Greenhaus also takes heart from the big 2.7% surge in U.S. retail sales in August. While the government's "cash for clunkers" program largely helped spike sales at the likes of Ford Motor Co. (F), sales excluding autos also rose a hefty 1.1%.

Sales at clothing stores, department stores, sporting-goods stores and bookstores were up more than 2%; electronics retailers also saw a 1.1% increase.

"We don't have the September sales yet, but based on [August] perhaps the consumer-discretionary sector did better [this quarter]," according to Greenhaus. "It's tough to predict a consumer-based recovery, which is the main determinant of top-line growth."

Among consumer-discretionary firms slated to report this week are Yum Brands Inc. (YUM) on Tuesday as well as Costco Wholesale Corp. (COST) and Family Dollar Stores Inc. (FDO) on Wednesday; Marriott International (MAR) and PepsiCo (PEP) are due to issue their results on Thursday.

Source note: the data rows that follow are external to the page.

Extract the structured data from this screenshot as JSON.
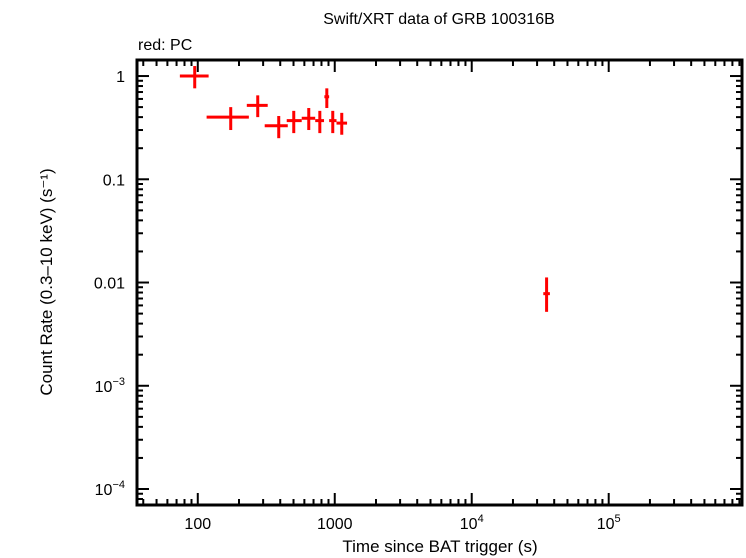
{
  "chart_data": {
    "type": "scatter",
    "title": "Swift/XRT data of GRB 100316B",
    "subtitle": "red: PC",
    "xlabel": "Time since BAT trigger (s)",
    "ylabel": "Count Rate (0.3–10 keV) (s⁻¹)",
    "xscale": "log",
    "yscale": "log",
    "xlim": [
      36,
      940000
    ],
    "ylim": [
      7e-05,
      1.43
    ],
    "grid": false,
    "legend": "top-left text: red: PC",
    "x_ticks": [
      {
        "value": 100,
        "label": "100"
      },
      {
        "value": 1000,
        "label": "1000"
      },
      {
        "value": 10000,
        "label": "10",
        "sup": "4"
      },
      {
        "value": 100000,
        "label": "10",
        "sup": "5"
      }
    ],
    "y_ticks": [
      {
        "value": 1,
        "label": "1"
      },
      {
        "value": 0.1,
        "label": "0.1"
      },
      {
        "value": 0.01,
        "label": "0.01"
      },
      {
        "value": 0.001,
        "label": "10",
        "sup": "−3"
      },
      {
        "value": 0.0001,
        "label": "10",
        "sup": "−4"
      }
    ],
    "series": [
      {
        "name": "PC",
        "color": "#ff0000",
        "points": [
          {
            "x": 95,
            "xlo": 74,
            "xhi": 120,
            "y": 1.0,
            "ylo": 0.76,
            "yhi": 1.25
          },
          {
            "x": 174,
            "xlo": 116,
            "xhi": 236,
            "y": 0.4,
            "ylo": 0.3,
            "yhi": 0.5
          },
          {
            "x": 274,
            "xlo": 228,
            "xhi": 324,
            "y": 0.52,
            "ylo": 0.4,
            "yhi": 0.65
          },
          {
            "x": 390,
            "xlo": 308,
            "xhi": 454,
            "y": 0.33,
            "ylo": 0.25,
            "yhi": 0.41
          },
          {
            "x": 502,
            "xlo": 446,
            "xhi": 574,
            "y": 0.37,
            "ylo": 0.28,
            "yhi": 0.46
          },
          {
            "x": 646,
            "xlo": 574,
            "xhi": 720,
            "y": 0.39,
            "ylo": 0.3,
            "yhi": 0.49
          },
          {
            "x": 778,
            "xlo": 720,
            "xhi": 835,
            "y": 0.37,
            "ylo": 0.28,
            "yhi": 0.46
          },
          {
            "x": 875,
            "xlo": 840,
            "xhi": 910,
            "y": 0.63,
            "ylo": 0.49,
            "yhi": 0.76
          },
          {
            "x": 967,
            "xlo": 910,
            "xhi": 1030,
            "y": 0.37,
            "ylo": 0.28,
            "yhi": 0.46
          },
          {
            "x": 1125,
            "xlo": 1030,
            "xhi": 1230,
            "y": 0.35,
            "ylo": 0.27,
            "yhi": 0.44
          },
          {
            "x": 35200,
            "xlo": 33300,
            "xhi": 37200,
            "y": 0.0078,
            "ylo": 0.0052,
            "yhi": 0.0112
          }
        ]
      }
    ]
  },
  "colors": {
    "data": "#ff0000",
    "axes": "#000000",
    "background": "#ffffff"
  }
}
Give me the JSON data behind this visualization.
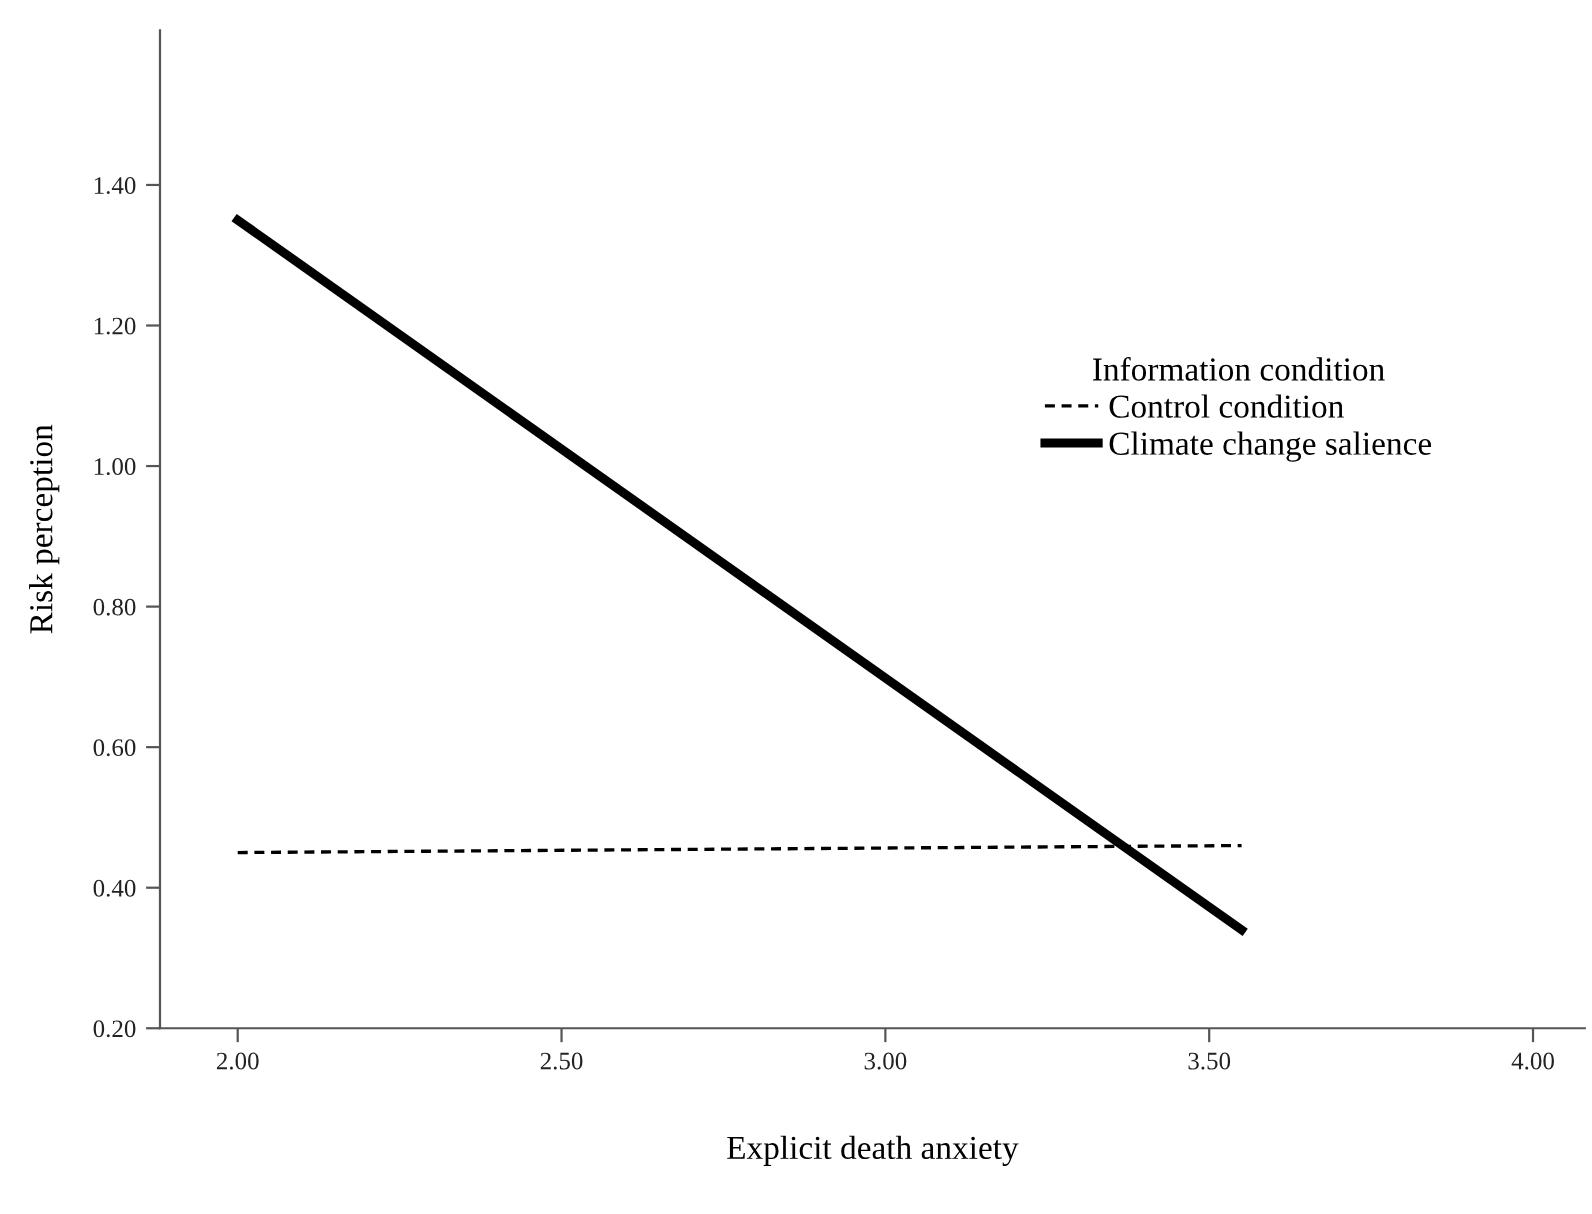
{
  "chart_data": {
    "type": "line",
    "xlabel": "Explicit death anxiety",
    "ylabel": "Risk perception",
    "legend_title": "Information condition",
    "x": [
      2.0,
      3.55
    ],
    "series": [
      {
        "name": "Control condition",
        "color": "#000000",
        "values": [
          0.45,
          0.46
        ],
        "line_style": "dashed"
      },
      {
        "name": "Climate change salience",
        "color": "#000000",
        "values": [
          1.35,
          0.34
        ],
        "line_style": "solid"
      }
    ],
    "xlim": [
      1.88,
      4.08
    ],
    "xticks": [
      {
        "value": 2.0,
        "label": "2.00"
      },
      {
        "value": 2.5,
        "label": "2.50"
      },
      {
        "value": 3.0,
        "label": "3.00"
      },
      {
        "value": 3.5,
        "label": "3.50"
      },
      {
        "value": 4.0,
        "label": "4.00"
      }
    ],
    "ylim": [
      0.2,
      1.62
    ],
    "yticks": [
      {
        "value": 0.2,
        "label": "0.20"
      },
      {
        "value": 0.4,
        "label": "0.40"
      },
      {
        "value": 0.6,
        "label": "0.60"
      },
      {
        "value": 0.8,
        "label": "0.80"
      },
      {
        "value": 1.0,
        "label": "1.00"
      },
      {
        "value": 1.2,
        "label": "1.20"
      },
      {
        "value": 1.4,
        "label": "1.40"
      }
    ],
    "grid": false,
    "legend": "right",
    "marker": "none"
  }
}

Earnings in the consumer-discretionary sector of the S&P 500 are expected to be up by 17% year on year, according to Thomson.

The overseas play

The market slumped last week as concerns about the U.S. economy resurfaced after several weak economic reports, especially a worse-than-expected September jobs survey.

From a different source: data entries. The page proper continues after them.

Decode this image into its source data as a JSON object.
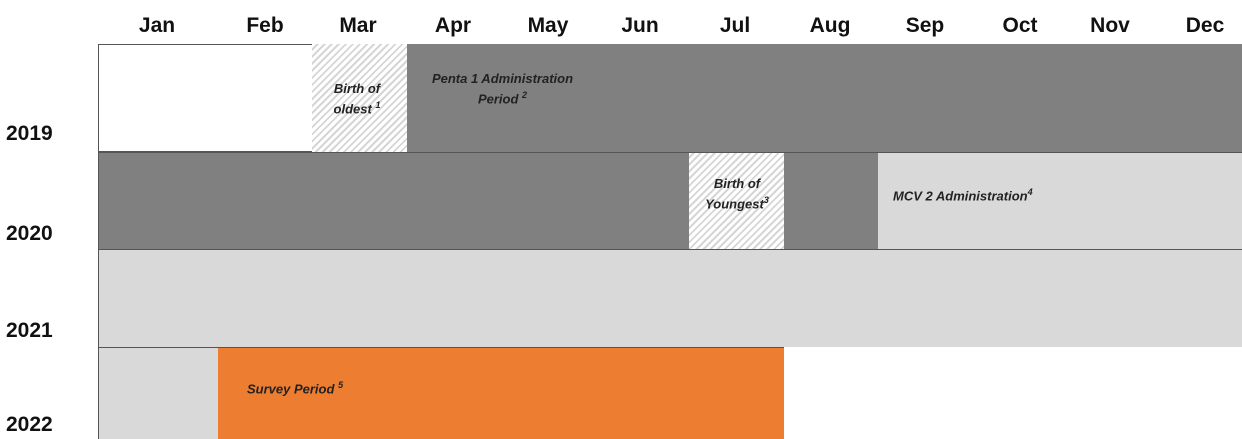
{
  "months": [
    "Jan",
    "Feb",
    "Mar",
    "Apr",
    "May",
    "Jun",
    "Jul",
    "Aug",
    "Sep",
    "Oct",
    "Nov",
    "Dec"
  ],
  "years": [
    "2019",
    "2020",
    "2021",
    "2022"
  ],
  "events": [
    {
      "text": "Birth of oldest",
      "note": "1"
    },
    {
      "text": "Penta 1 Administration Period",
      "note": "2"
    },
    {
      "text": "Birth of Youngest",
      "note": "3"
    },
    {
      "text": "MCV 2 Administration",
      "note": "4"
    },
    {
      "text": "Survey Period",
      "note": "5"
    }
  ]
}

Now, "it all boils down to earnings," said Ed Yardeni, chief investment strategist at Yardeni Research, in written comments. "Can they recover even if employment remains weak?"

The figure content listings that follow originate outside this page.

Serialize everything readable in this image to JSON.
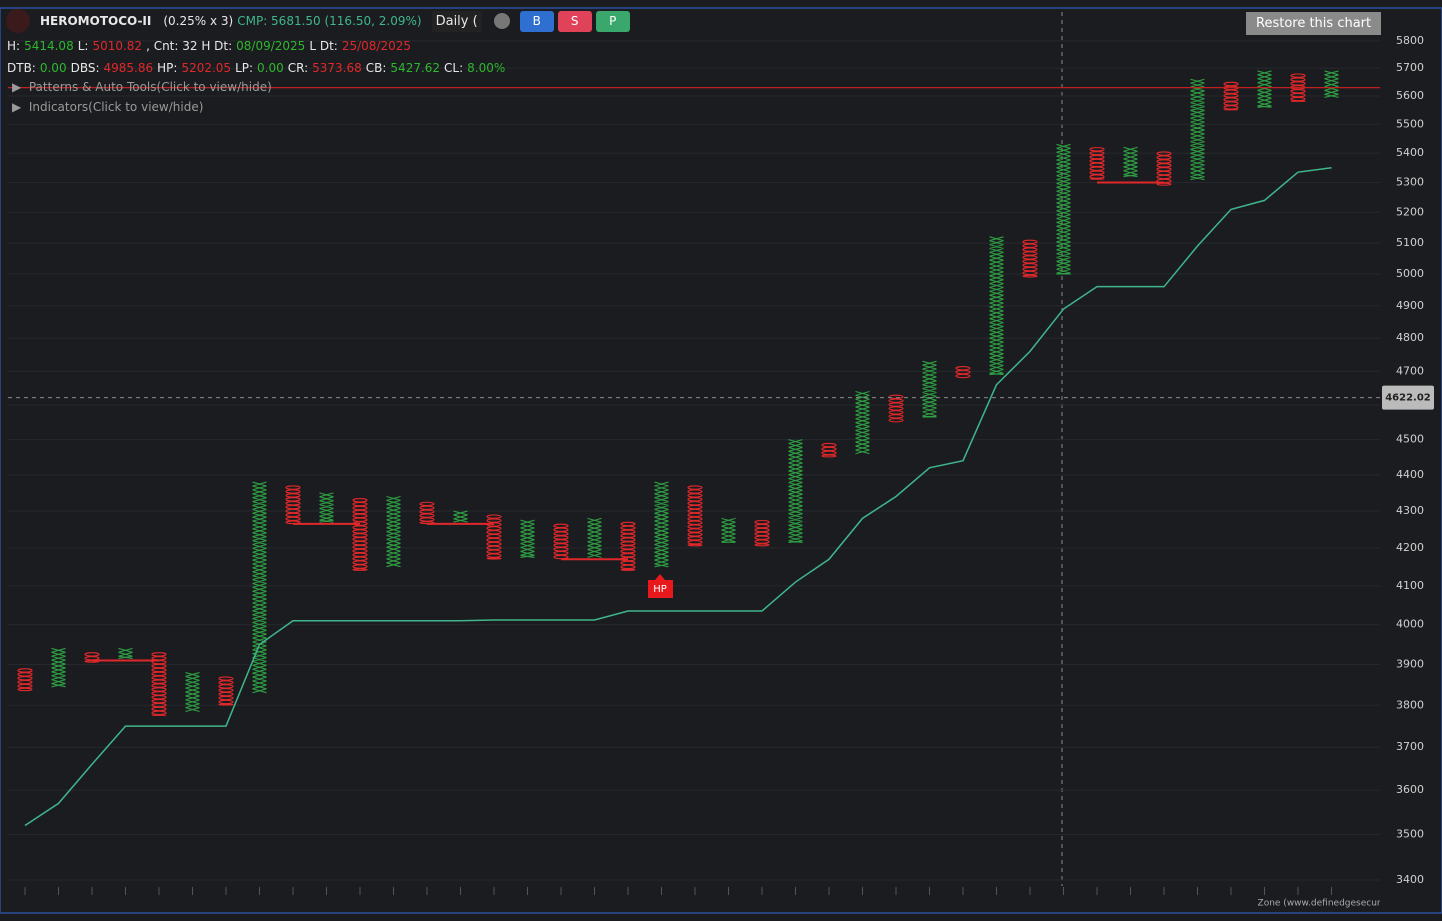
{
  "header": {
    "symbol": "HEROMOTOCO-II",
    "box": "(0.25% x 3)",
    "cmp": "CMP: 5681.50 (116.50, 2.09%)",
    "interval": "Daily (",
    "buttons": [
      {
        "label": "B",
        "color": "#2f6fd0"
      },
      {
        "label": "S",
        "color": "#e0425a"
      },
      {
        "label": "P",
        "color": "#3aa76d"
      }
    ],
    "row1": [
      {
        "text": "H:",
        "color": "#e8e8e8"
      },
      {
        "text": "5414.08",
        "color": "#2eb82e"
      },
      {
        "text": "L:",
        "color": "#e8e8e8"
      },
      {
        "text": "5010.82",
        "color": "#e0282a"
      },
      {
        "text": ", Cnt: 32 H Dt:",
        "color": "#e8e8e8"
      },
      {
        "text": "08/09/2025",
        "color": "#2eb82e"
      },
      {
        "text": "L Dt:",
        "color": "#e8e8e8"
      },
      {
        "text": "25/08/2025",
        "color": "#e0282a"
      }
    ],
    "row2": [
      {
        "text": "DTB:",
        "color": "#e8e8e8"
      },
      {
        "text": "0.00",
        "color": "#2eb82e"
      },
      {
        "text": "DBS:",
        "color": "#e8e8e8"
      },
      {
        "text": "4985.86",
        "color": "#e0282a"
      },
      {
        "text": "HP:",
        "color": "#e8e8e8"
      },
      {
        "text": "5202.05",
        "color": "#e0282a"
      },
      {
        "text": "LP:",
        "color": "#e8e8e8"
      },
      {
        "text": "0.00",
        "color": "#2eb82e"
      },
      {
        "text": "CR:",
        "color": "#e8e8e8"
      },
      {
        "text": "5373.68",
        "color": "#e0282a"
      },
      {
        "text": "CB:",
        "color": "#e8e8e8"
      },
      {
        "text": "5427.62",
        "color": "#2eb82e"
      },
      {
        "text": "CL:",
        "color": "#e8e8e8"
      },
      {
        "text": "8.00%",
        "color": "#2eb82e"
      }
    ],
    "toggles": [
      "Patterns & Auto Tools(Click to view/hide)",
      "Indicators(Click to view/hide)"
    ],
    "restore": "Restore this chart"
  },
  "chart_data": {
    "type": "pnf",
    "log_scale": true,
    "ylim": [
      3385,
      5915
    ],
    "yticks": [
      3400,
      3500,
      3600,
      3700,
      3800,
      3900,
      4000,
      4100,
      4200,
      4300,
      4400,
      4500,
      4600,
      4700,
      4800,
      4900,
      5000,
      5100,
      5200,
      5300,
      5400,
      5500,
      5600,
      5700,
      5800
    ],
    "columns": {
      "kind": [
        "O",
        "X",
        "O",
        "X",
        "O",
        "X",
        "O",
        "X",
        "O",
        "X",
        "O",
        "X",
        "O",
        "X",
        "O",
        "X",
        "O",
        "X",
        "O",
        "X",
        "O",
        "X",
        "O",
        "X",
        "O",
        "X",
        "O",
        "X",
        "O",
        "X",
        "O",
        "X",
        "O",
        "X",
        "O",
        "X",
        "O",
        "X",
        "O",
        "X"
      ],
      "low": [
        3835,
        3845,
        3905,
        3915,
        3775,
        3785,
        3800,
        3830,
        4265,
        4270,
        4140,
        4150,
        4265,
        4270,
        4170,
        4175,
        4170,
        4175,
        4140,
        4150,
        4205,
        4215,
        4205,
        4215,
        4450,
        4460,
        4550,
        4565,
        4680,
        4690,
        4990,
        5000,
        5310,
        5320,
        5290,
        5310,
        5550,
        5560,
        5580,
        5595
      ],
      "high": [
        3890,
        3940,
        3930,
        3940,
        3930,
        3880,
        3870,
        4380,
        4370,
        4350,
        4335,
        4340,
        4325,
        4300,
        4290,
        4275,
        4265,
        4280,
        4270,
        4380,
        4370,
        4280,
        4275,
        4500,
        4490,
        4640,
        4630,
        4730,
        4715,
        5120,
        5110,
        5430,
        5420,
        5420,
        5405,
        5660,
        5650,
        5690,
        5680,
        5690
      ]
    },
    "x_color": "#2ea043",
    "o_color": "#e0282a",
    "trend": {
      "color": "#3fb68b",
      "values": [
        3520,
        3570,
        3660,
        3750,
        3750,
        3750,
        3750,
        3950,
        4010,
        4010,
        4010,
        4010,
        4010,
        4010,
        4012,
        4012,
        4012,
        4012,
        4035,
        4035,
        4035,
        4035,
        4035,
        4110,
        4170,
        4280,
        4340,
        4420,
        4440,
        4660,
        4760,
        4890,
        4960,
        4960,
        4960,
        5090,
        5210,
        5240,
        5335,
        5350
      ]
    },
    "lines": [
      {
        "value": 3910,
        "from": 2,
        "to": 4
      },
      {
        "value": 4265,
        "from": 8,
        "to": 10
      },
      {
        "value": 4265,
        "from": 12,
        "to": 14
      },
      {
        "value": 4170,
        "from": 16,
        "to": 18
      },
      {
        "value": 5300,
        "from": 32,
        "to": 34
      }
    ],
    "price_line": 5630,
    "crosshair": 4622.02,
    "hp_label": "HP",
    "footer": "Zone (www.definedgesecurities.com)"
  }
}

Yardeni answers in the affirmative. "U.S. companies are scrambling to decouple from the U.S. economy, and are finding more revenues and earnings overseas, especially among emerging economies."

The weak dollar, which lost roughly 5% during the third quarter, is also expected to have helped boost the overseas revenue of U.S. multinationals.

Further, "even a subpar recovery in domestic revenues could morph into significant earnings growth given all the cost-cutting that has been going on during the recession," Yardeni added.

Some strategists also are increasingly leaning toward information technology as one of the best plays of a global recovery. Rising income for consumers in emerging economies, it is hoped, leads to more purchases of cell phones, laptops and other gadgets.

The tech sector could provide some upbeat surprises, said Owen Fitzpatrick, head of U.S. equities at Deutsche Bank. Overall earnings in the information-technology sector are expected to be down 15% in the third quarter from the year earlier quarter.

"I expect this earnings season to be like previous quarters, with companies beating expectations," he commented. "But now we do want to see more visibility and some improvements in [revenue], not just the bottom line."

Ready for disappointment?

On Monday, an upbeat survey of the service sector of the U.S. economy in September helped assuage some concerns about the shape of the recovery, which might also help investors once again look beyond this quarter's results and pay more attention to future guidance.

"Our work, both for the U.S. and globally, suggests the economic recovery continues to spread," said Ken Tower, market strategist at Quantitative Analysis Service. "As we see more evidence of that going forward, even if we don't see top-line growth this quarter, I think investors will continue to be patient and look beyond the current season."